Zédrubal
Obteve o emprego de faxineiro em um jornal e foi morar em uma edícula no bairro da Vila Industrial.
Um belo dia, (ops. dia não), bela noite, perdeu o último ônibus.
Sabia que tinha um túnel interligando a rua da Estação Ferroviária e o Beco Manuel Dias, perto de onde morava , decidiu arriscar, porém haviam lhe contado cada estória a respeito do mencionado túnel que ele já começou a ficar cismado.
Disseram e só de lembrar ele ficava todo arrepiado, que tinha um indigente que morrera de tuberculose lá e que ele sempre aparecia (tossindo muito) para quem, de noite, passasse.
- "Grazadeus" que a mãe me deu um amuleto contra mau olhado, pensou ele, apertando o patuá junto ao peito. - Vixe, nem serve por que se é de mau olhado não vai espantar espírito.
Fez o sinal da cruz ao entrar e sua visão sentiu um forte impacto, pois tinha poucas lâmpadas acesas e um cheiro fétido entrou-lhe pela narina.
Suas pernas tremiam tanto que o andar estava dificultoso, mas ele corajosamente prosseguia, dizendo para si mesmo que era corajoso e que quem anda com Deus no coração não tem medo de assombração (já ouvi isso em algum lugar, rs.).
- Pois é (era Zé mesmo o nome do jovem, na verdade, Zédrubal, que ele detestava uma mistura do nome da mãe, Maria José e Asdrubal, do pai), tu "vai" tirar de letra, "guenta" e anda depressa!
Tinha andado um pouco e começou a ouvir uma tosse.
- Jesus, Maria, José, valei-me, pediu mentalmente o Zé.
Ouviu também passos e até suspirou aliviado, pois sabia que fantasmas não andavam, levitavam.
- "Grazadeus", fico "te" devendo essa. Jesus, Maria, José, valei-me, se não for alma penada só pode ser assaltante por que quem haveria de estar na rua, com boas intenções à uma hora assim?
- Nem responde pelamor de Deus, prefiro ignorar.
Acreditando estar sendo seguido por um bandido apertou o passo e foi com muito pavor que notou que o meliante fazia o mesmo e, pelo som que os passos faziam, deveria ser de um homem robusto, "baita" armário.
- Não acredito que depois de todo o esforço que fiz vou ser assaltado e como não tenho nada de valor, vou morrer.
Lembrou-se da mãe e uma lágrima brotou em seus olhos.
- Que saudades dela! Sou mesmo o maior "escroto" e de imediato também se desculpou, pois o motivo por não ter ido a Aparecida foi dos mais nobres.

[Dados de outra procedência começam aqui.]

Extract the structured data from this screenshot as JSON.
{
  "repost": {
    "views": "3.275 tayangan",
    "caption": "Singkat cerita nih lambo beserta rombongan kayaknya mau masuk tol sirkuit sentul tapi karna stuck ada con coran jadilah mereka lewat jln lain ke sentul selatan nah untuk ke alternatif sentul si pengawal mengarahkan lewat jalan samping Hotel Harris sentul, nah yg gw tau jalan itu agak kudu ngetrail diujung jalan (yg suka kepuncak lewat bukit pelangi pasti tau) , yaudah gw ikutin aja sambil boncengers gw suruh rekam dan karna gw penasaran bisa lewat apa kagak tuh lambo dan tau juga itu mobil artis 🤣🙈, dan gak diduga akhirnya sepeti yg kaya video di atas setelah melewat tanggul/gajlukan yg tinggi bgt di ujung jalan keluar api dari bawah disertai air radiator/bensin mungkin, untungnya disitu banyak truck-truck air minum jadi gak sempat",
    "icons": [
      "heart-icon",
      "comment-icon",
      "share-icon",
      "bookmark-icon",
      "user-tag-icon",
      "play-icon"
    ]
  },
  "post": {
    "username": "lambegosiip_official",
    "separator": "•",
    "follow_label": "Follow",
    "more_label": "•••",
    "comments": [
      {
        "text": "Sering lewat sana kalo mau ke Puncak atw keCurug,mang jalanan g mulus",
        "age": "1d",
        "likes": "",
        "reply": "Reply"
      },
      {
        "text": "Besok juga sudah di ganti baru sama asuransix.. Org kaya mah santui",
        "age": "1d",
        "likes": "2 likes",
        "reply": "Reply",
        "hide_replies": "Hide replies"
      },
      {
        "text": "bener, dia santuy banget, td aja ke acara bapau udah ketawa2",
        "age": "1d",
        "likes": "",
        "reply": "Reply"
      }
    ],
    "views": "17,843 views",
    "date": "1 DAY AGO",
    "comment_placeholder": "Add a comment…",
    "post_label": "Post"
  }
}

- Cara, disse para si mesmo, era a "tua" chance, não poderia deixar de sair com a Magali (aquela gostosona do Curso de Engenharia de Alimentos) para guardar dinheiro para a passagem do "busão". Nem, f***.
- Droga, vou morrer justo agora que a Asdruzéia teve um menino e ele vai ter o tio morto Jesus, Maria, José, tenham piedade do meu sobrinho Thiago, pô!
Novo barulho e parecia um clique.
- Ele engatinhou a arma, só pode.
O nervoso havia provocado prisão de ventre e a barriga doía. No que corria, soltou um pum.
- P* vida, aquela M* de coxinha que comi cheira à carniça. Cara, você está podre! Será que o assaltante ouviu?
- Que se f* também. A droga que parece que o meu intestino soltou. Só me falta morrer e todo cheio de m*.
O outro estava tão perto que ele podia ouvir a respiração e ele, com o coração batendo mais que a bateria de uma escola de samba (ué, não estava sentindo morto, como o coração disparando?) pediu a Deus que tivesse uma boa morte.
Sentiu que algo pontiagudo tocou-lhe o dorso ( Adeus mundo cruel ), quando ouviu uma voz de homem, mas com um timbre diferente perguntar de forma insinuante:
- Tem fogo, amor? Meu isqueiro "pifou".
Olhou e viu um travesti, com uma bolsa a tiracolo, que continuava encostada em seu dorso.